The costs of care continue to increase year by year. In some areas, costs are increasing only 1% to 2%. In other areas, they are increasing by 3% to 4% and sometimes more.
The conservative play is to choose a 5% compound benefit option. The consequences of that choice, however, are far too often unaffordable premiums.
What should you do?
- Choosing NO inflation protection is malpractice – better make sure your E & O premiums are paid in full.
- If you have an indexed inflation option available, that’s a good basis for keeping the benefits in line with rising costs.
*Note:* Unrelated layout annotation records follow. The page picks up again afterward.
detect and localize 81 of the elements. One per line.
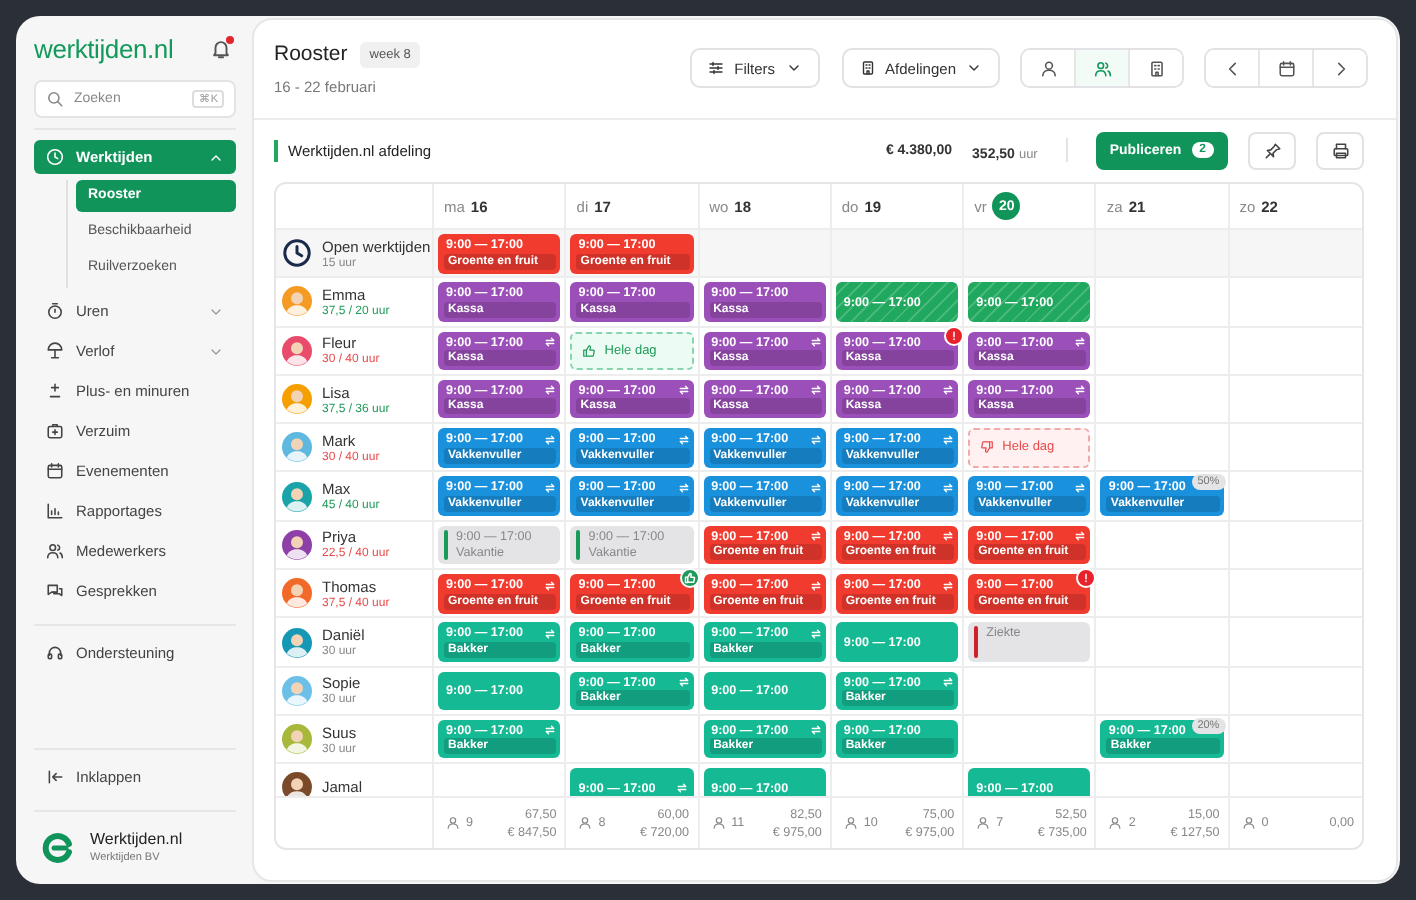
building-icon bbox=[1147, 59, 1165, 78]
person-icon bbox=[976, 816, 991, 830]
swap-icon bbox=[544, 481, 557, 494]
person-icon bbox=[843, 816, 858, 830]
page-title: Rooster bbox=[274, 42, 348, 67]
person-icon bbox=[1108, 816, 1123, 830]
swap-icon bbox=[809, 433, 822, 446]
sliders-icon bbox=[708, 60, 725, 77]
roster-cell[interactable] bbox=[1096, 570, 1230, 619]
swap-icon bbox=[544, 724, 557, 737]
swap-icon bbox=[942, 676, 955, 689]
swap-icon bbox=[544, 579, 557, 592]
swap-icon bbox=[809, 579, 822, 592]
swap-icon bbox=[942, 481, 955, 494]
people-icon bbox=[1093, 59, 1111, 78]
swap-icon bbox=[809, 724, 822, 737]
swap-icon bbox=[1074, 530, 1087, 543]
swap-icon bbox=[544, 336, 557, 349]
search-icon bbox=[46, 90, 64, 108]
swap-icon bbox=[942, 384, 955, 397]
logo: werktijden.nl bbox=[34, 33, 174, 63]
clock-icon bbox=[282, 238, 312, 269]
swap-icon bbox=[677, 433, 690, 446]
pin-icon bbox=[1263, 141, 1281, 160]
view-switcher[interactable] bbox=[1020, 48, 1184, 89]
building-icon bbox=[859, 60, 876, 77]
roster-cell[interactable] bbox=[1096, 521, 1230, 571]
swap-icon bbox=[1074, 384, 1087, 397]
roster-cell[interactable] bbox=[566, 715, 700, 765]
swap-icon bbox=[809, 384, 822, 397]
swap-icon bbox=[677, 481, 690, 494]
roster-cell[interactable] bbox=[1229, 230, 1362, 279]
view-toggle[interactable] bbox=[1022, 50, 1076, 87]
first-aid-icon bbox=[46, 422, 64, 440]
chat-icon bbox=[46, 582, 64, 600]
swap-icon bbox=[809, 627, 822, 640]
roster-cell[interactable] bbox=[1096, 667, 1230, 716]
pin-button[interactable] bbox=[1248, 131, 1296, 170]
swap-icon bbox=[942, 530, 955, 543]
calendar-icon bbox=[1277, 59, 1295, 78]
people-icon bbox=[46, 542, 64, 560]
thumbs-down-icon bbox=[980, 440, 995, 455]
swap-icon bbox=[544, 384, 557, 397]
swap-icon bbox=[809, 336, 822, 349]
swap-icon bbox=[1074, 481, 1087, 494]
swap-icon bbox=[544, 433, 557, 446]
swap-icon bbox=[1074, 336, 1087, 349]
roster-cell[interactable] bbox=[699, 230, 832, 279]
swap-icon bbox=[809, 481, 822, 494]
view-toggle[interactable] bbox=[1076, 50, 1130, 87]
swap-icon bbox=[677, 384, 690, 397]
person-icon bbox=[1241, 816, 1256, 830]
roster-cell[interactable] bbox=[1096, 424, 1230, 473]
company-logo bbox=[42, 831, 74, 863]
person-icon bbox=[446, 816, 460, 830]
bar-chart-icon bbox=[46, 502, 64, 520]
calendar-icon bbox=[46, 462, 64, 480]
swap-icon bbox=[677, 676, 690, 689]
roster-cell[interactable] bbox=[964, 230, 1097, 279]
company-name: Werktijden.nl bbox=[90, 830, 183, 848]
printer-icon bbox=[1331, 141, 1349, 160]
roster-cell[interactable] bbox=[831, 230, 965, 279]
person-icon bbox=[1039, 59, 1057, 78]
clock-icon bbox=[46, 148, 64, 166]
stopwatch-icon bbox=[46, 302, 64, 320]
swap-icon bbox=[942, 433, 955, 446]
umbrella-icon bbox=[46, 342, 64, 360]
print-button[interactable] bbox=[1316, 131, 1364, 170]
swap-icon bbox=[675, 782, 688, 795]
thumbs-up-icon bbox=[582, 343, 597, 358]
notification-icon[interactable] bbox=[210, 37, 232, 59]
swap-icon bbox=[942, 579, 955, 592]
roster-cell[interactable] bbox=[964, 715, 1097, 765]
chevron-left-icon bbox=[1223, 59, 1241, 78]
swap-icon bbox=[809, 530, 822, 543]
headset-icon bbox=[46, 644, 64, 662]
collapse-icon bbox=[46, 768, 64, 786]
person-icon bbox=[578, 816, 593, 830]
swap-icon bbox=[544, 627, 557, 640]
plus-minus-icon bbox=[46, 382, 64, 400]
person-icon bbox=[711, 816, 726, 830]
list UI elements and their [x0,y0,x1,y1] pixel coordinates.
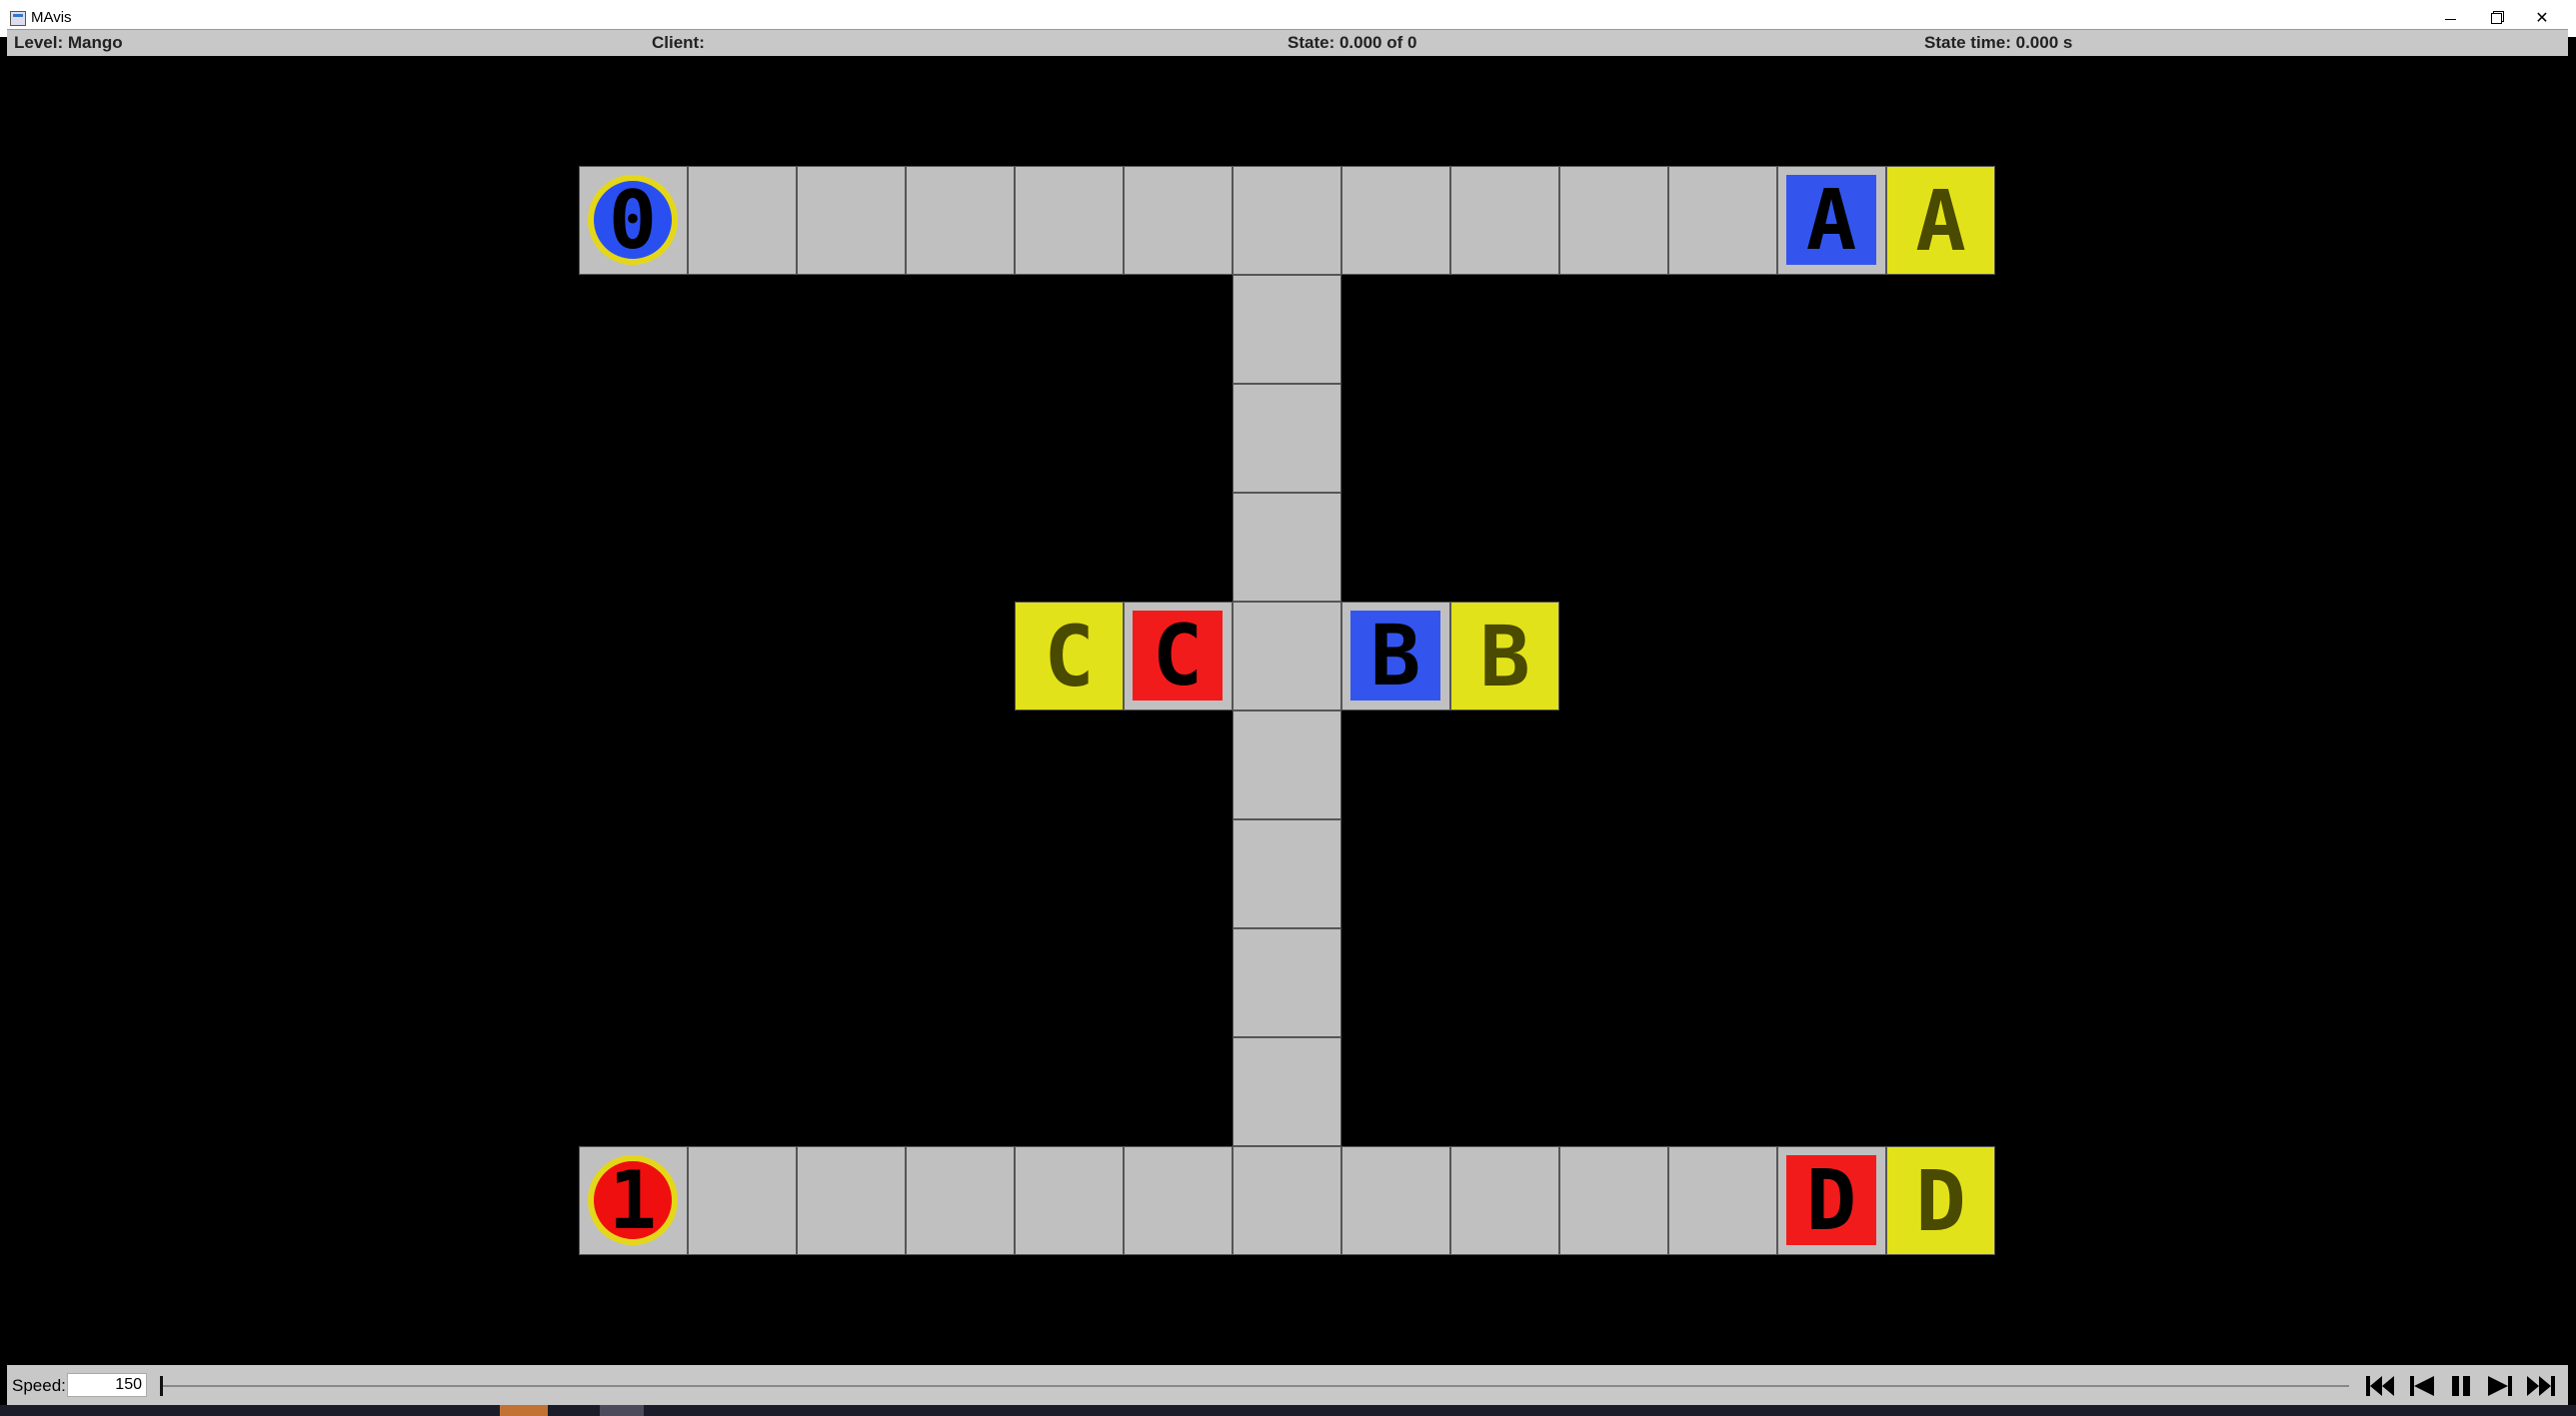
taskbar-app-button[interactable] [600,1405,644,1416]
pause-icon[interactable] [2444,1373,2478,1399]
taskbar-app-button[interactable] [500,1405,548,1416]
taskbar [0,1405,2576,1416]
status-bar: Level: Mango Client: State: 0.000 of 0 S… [7,29,2568,56]
floor-cell [1233,602,1341,710]
floor-cell [1668,166,1777,275]
level-label: Level: Mango [14,33,123,52]
agent-0-label: 0 [608,173,658,267]
floor-cell [1450,166,1559,275]
floor-cell [1233,275,1341,384]
floor-cell [1233,819,1341,928]
floor-cell [1341,166,1450,275]
timeline-handle[interactable] [160,1376,163,1396]
level-board: A C B D 0 1 A B C D [0,56,2576,1365]
state-label: State: 0.000 of 0 [1288,33,1417,52]
floor-cell [1124,166,1233,275]
close-icon: ✕ [2535,10,2549,27]
box-c: C [1133,607,1223,705]
goal-a: A [1886,166,1995,275]
floor-cell [1233,710,1341,819]
floor-cell [1233,493,1341,602]
floor-cell [1015,1146,1124,1255]
floor-cell [1124,1146,1233,1255]
box-a: A [1786,171,1876,269]
floor-cell [1450,1146,1559,1255]
minimize-icon [2444,18,2456,20]
state-time-label: State time: 0.000 s [1924,33,2073,52]
restore-icon [2490,12,2502,24]
floor-cell [906,166,1015,275]
timeline-slider[interactable] [160,1376,2349,1396]
floor-cell [1233,1037,1341,1146]
window-title: MAvis [31,9,72,26]
floor-cell [1015,166,1124,275]
floor-cell [797,1146,906,1255]
last-icon[interactable] [2524,1373,2558,1399]
floor-cell [1233,166,1341,275]
next-icon[interactable] [2484,1373,2518,1399]
agent-1: 1 [588,1153,678,1247]
box-d: D [1786,1151,1876,1249]
floor-cell [1341,1146,1450,1255]
goal-b: B [1450,602,1559,710]
floor-cell [1559,1146,1668,1255]
playback-bar: Speed: [7,1365,2568,1405]
speed-label: Speed: [12,1376,66,1395]
client-label: Client: [652,33,705,52]
speed-input[interactable] [67,1373,147,1397]
box-b: B [1350,607,1440,705]
floor-cell [1559,166,1668,275]
agent-0: 0 [588,173,678,267]
goal-d: D [1886,1146,1995,1255]
floor-cell [688,1146,797,1255]
app-icon [10,11,26,26]
floor-cell [797,166,906,275]
floor-cell [1233,928,1341,1037]
agent-1-label: 1 [608,1153,658,1247]
floor-cell [1668,1146,1777,1255]
floor-cell [1233,384,1341,493]
previous-icon[interactable] [2404,1373,2438,1399]
floor-cell [1233,1146,1341,1255]
goal-c: C [1015,602,1124,710]
first-icon[interactable] [2363,1373,2397,1399]
floor-cell [906,1146,1015,1255]
floor-cell [688,166,797,275]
It’s not perfect, but nothing is in this area.
- If an indexed option is not available, you’ll find both adequate protection and affordable premiums with a 2% to 3% inflation option.
One last consideration here is a Guaranteed Purchase Option (GPO) allowing your client to defer purchasing higher benefit levels at various points in the future.
While this approach has merit, we’ve found that the total costs are much higher with this approach and that the premiums do become potentially unaffordable at some point in the future.
It’s just much easier for most clients to “pay as they go” rather than face the significant leaps in premium.
You Can Design an Affordable Premium
We strongly believe the “LTC Insurance Costs Too Much” objection is truly BS.
You can help your client stop believing that BS by educating them on what the real costs could be if they choose to “self-insure” and pay for LTC themselves.
Another way to address this concern is to demonstrate the value of LTC Insurance. Life Plans “Who Buys LTC Insurance?” Report shows the value of the benefits at more than 10 times the cost of premiums.
If your client still thinks LTC Insurance is too expensive, it may be time for both agent and client to stop believing their own BS!